Shares of Central China Securities tumbled in Shanghai and Hong Kong after the brokerage said two of its asset-management products worth 241.5 million yuan (US$35.1 million) may be about to default on payments to investors.

The stock had slumped 9.8 per cent to 5.22 yuan at the close on Friday in Shanghai, capping its biggest decline since May 6. The shares lost 4 per cent to HK$1.70 in Hong Kong.

The two asset-management products were backed by Minxing Pharmaceutical, a drug maker in the northeast province of Fujian, according to the National Business Daily.

In an exchange filing, Central China Securities said it had spotted the risk that the fundraiser may default on payments, and then obtained evidence of falsified documents provided by the fundraiser.

Kangmei Pharmaceutical faces 600,000 yuan fine for misstating cash position

Central Securities has already reported the case to the police, it said, without providing more details.

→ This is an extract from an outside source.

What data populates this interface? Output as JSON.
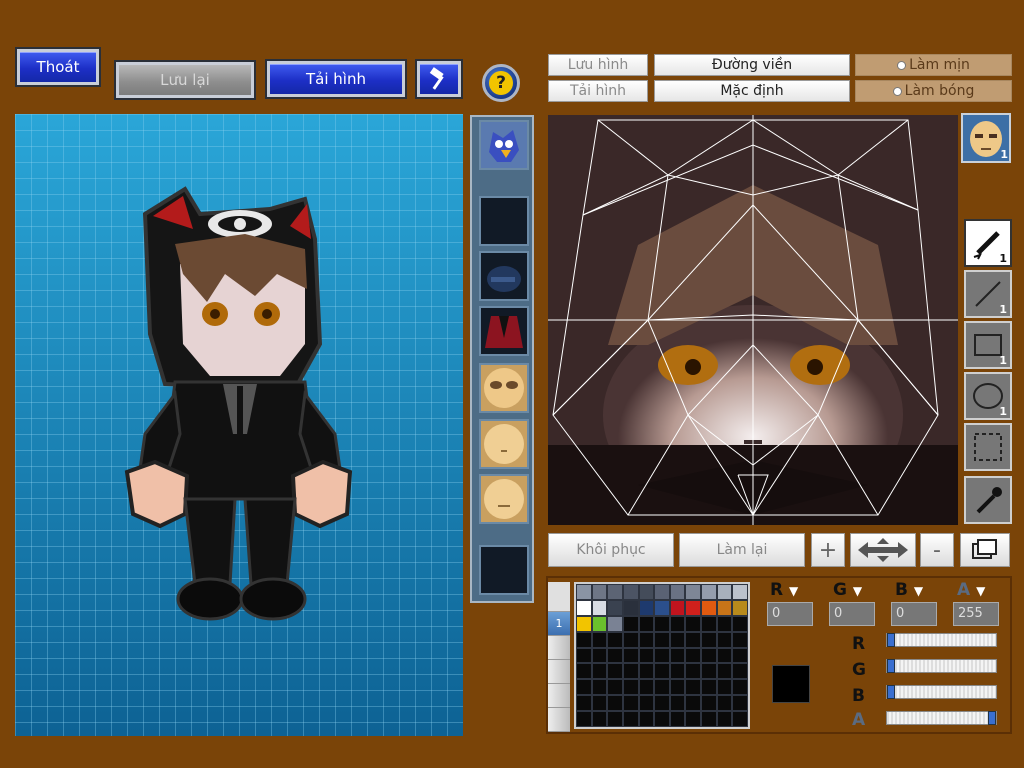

“The company will actively assume the responsibility of the manager of the products and take a variety of measures to urge the fundraisers to make the repayment as soon as possible,” Central China Securities said in the statement.

The case follows a slew of recent fraud cases that have rattled China’s capital markets.

Noah Holdings, the US-listed Chinese wealth manager, said this week that a 3.4 billion yuan product was in danger of default, accusing Camsing International Holdings of falsifying business contracts. Camsing’s chairwoman has been detained by police in Shanghai.

The American depositary receipts of Noah have tumbled 26 per cent in New York this week.

Two publicly traded companies, Kangmei Pharmaceutical and Kangde Xin Composite Material Group, were both found to have inflated earnings this year.

Central China Securities was ranked 70th among the nation’s 98 brokerages in terms of net income last year, according to the Securities Association of China.

The brokerage’s shares have risen 23 per cent in Shanghai this year, beating an 18 per cent gain on the Shanghai Composite Index, on expectations that the sector will benefit from increasing trade volumes on the stock market and the launch of a new board to host home-grown technology companies.